Калитка скрипнула, и вошел Карташев.
– О-о! Мой! – просияла Анна Степановна, и, когда Карташев подошел, она обняла его и, подмигивая, проговорила: – Ось як.
Карташев присел к столу и был рад, когда на него перестали обращать внимание. Облокотившись на локоть, он под разговор Корнева с братом задумался, и его сердце тревожно билось, что Корнева теперь с Рыльским и, вероятно, не скоро заглянет сюда: лучше было бы пойти прямо на бульвар. Может быть, она обрадовалась бы его приходу. Карташев вздохнул.
– Ох, тяжко жить! – ласково заметила Анна Степановна, кладя руку на мягкие волнистые волосы Карташева.

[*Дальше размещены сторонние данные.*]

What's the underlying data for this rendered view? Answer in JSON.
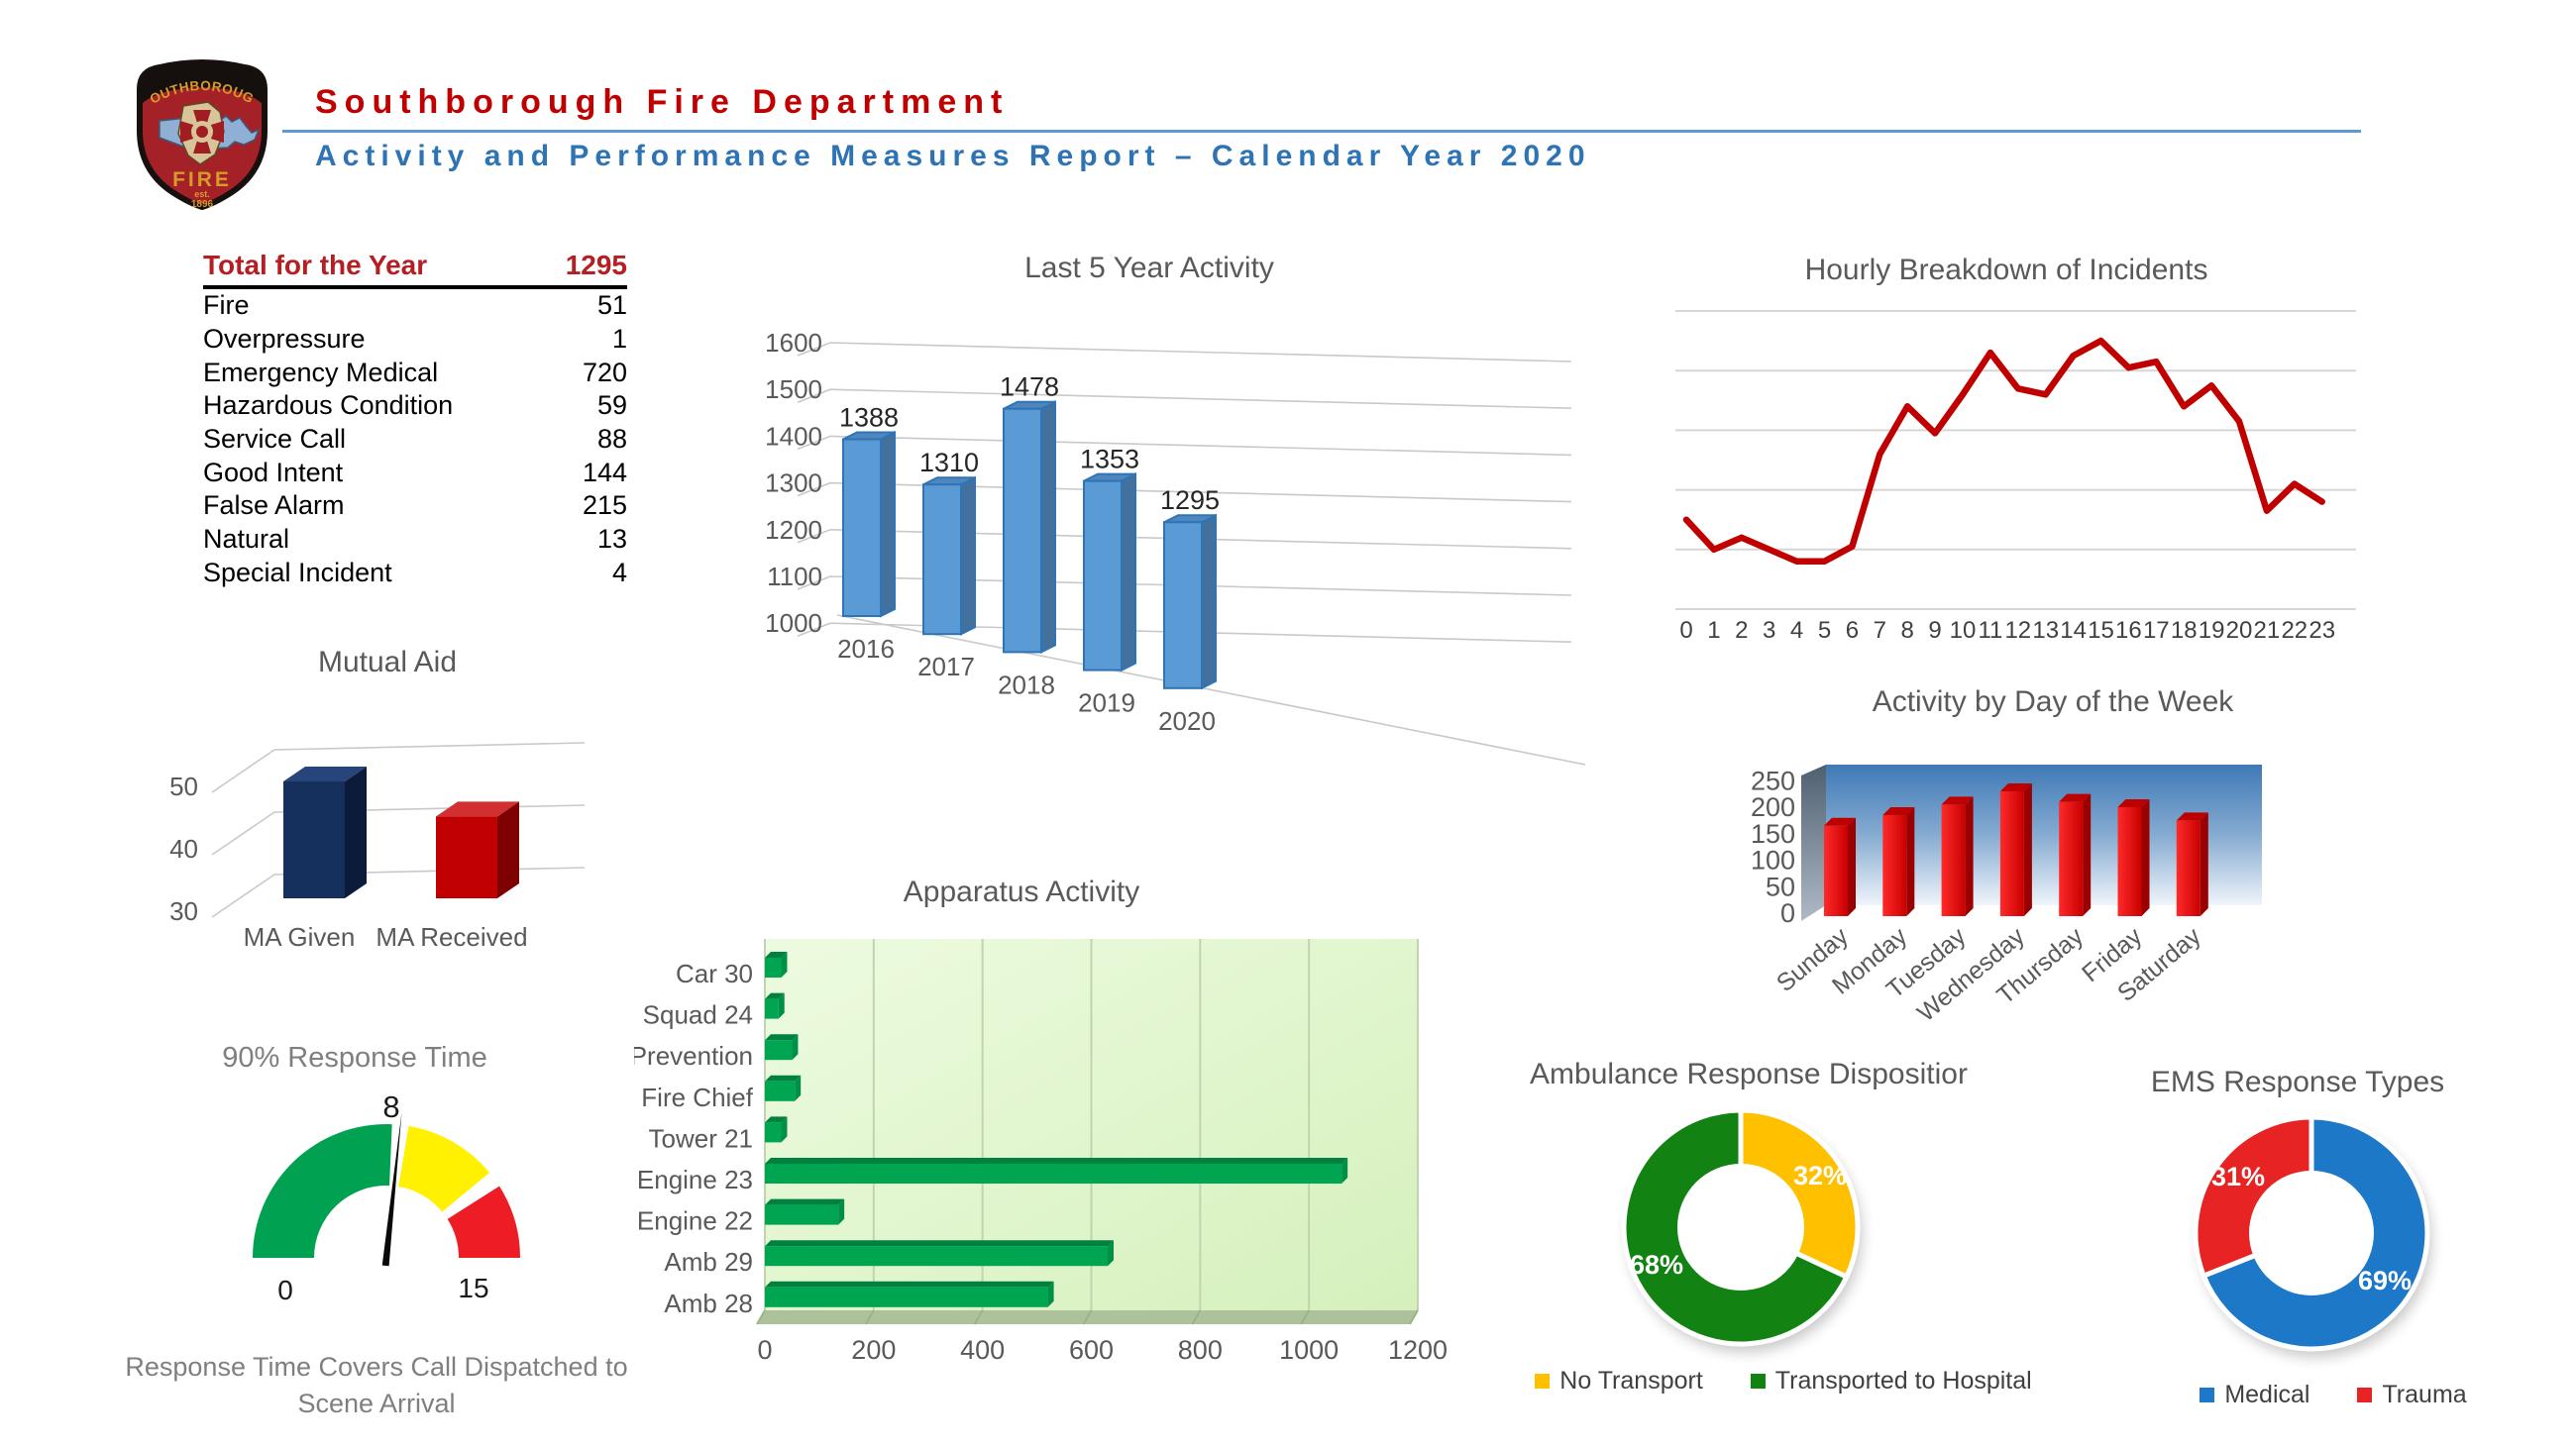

Корнев уже несколько раз поглядывал на приятеля. За последнее время он начинал чувствовать какую-то особенную симпатию к Карташеву.
– Ты что это в самом деле? – спросил он.
– Устал, – ответил смущенно Карташев и, отгоняя от себя свои мысли, спросил: – Ну что? решил ехать с нами?
– Куда это? – поинтересовался двоюродный брат Корнева.
– К ним… в деревню, – ответил Корнев.
– Ты что ж, едешь?
Корнев озабоченно посмотрел на мать. Анна Степановна только вздохнула.
– Не решил еще.
– Отчего ж тебе не ехать? – спросил его брат. – Деревня…
Но Карташев перебил его:
– В деревне так интересно.
Студент ждал, что он еще скажет.
– Наши хохлы такие симпатичные, оригинальные… Когда узнаешь их – их нельзя не полюбить. А степи наши… Сначала они никакого впечатления не производят, но постепенно так привязываешься к ним, как к человеку. Знаешь, этот простор, одиночество степи… и ты один…
«Один!» – охватило Карташева с щемящей болью и сильнее потянуло в степь.
Он вздохнул всей грудью.
– А осенью в степи!.. Небо синее, синее… воздух прозрачный, неподвижный… видно на десятки верст: только скирды да где-нибудь стадо овец, да орел на скирде… спокойно… тихо… так и кажется, что степь спит… дышит…
– Не храпит? – добродушно улыбнулся Корнев и посмотрел на брата. Карташев сконфуженно провел рукой по лицу и тоже улыбнулся.
– Смейся, а если бы поехал…
– В деревне есть что посмотреть, – сосредоточенно, избегая Карташева, заговорил студент. – Как разворачивают «Отечественные записки» эту деревню… Успенский, Златовратский – какая прелесть!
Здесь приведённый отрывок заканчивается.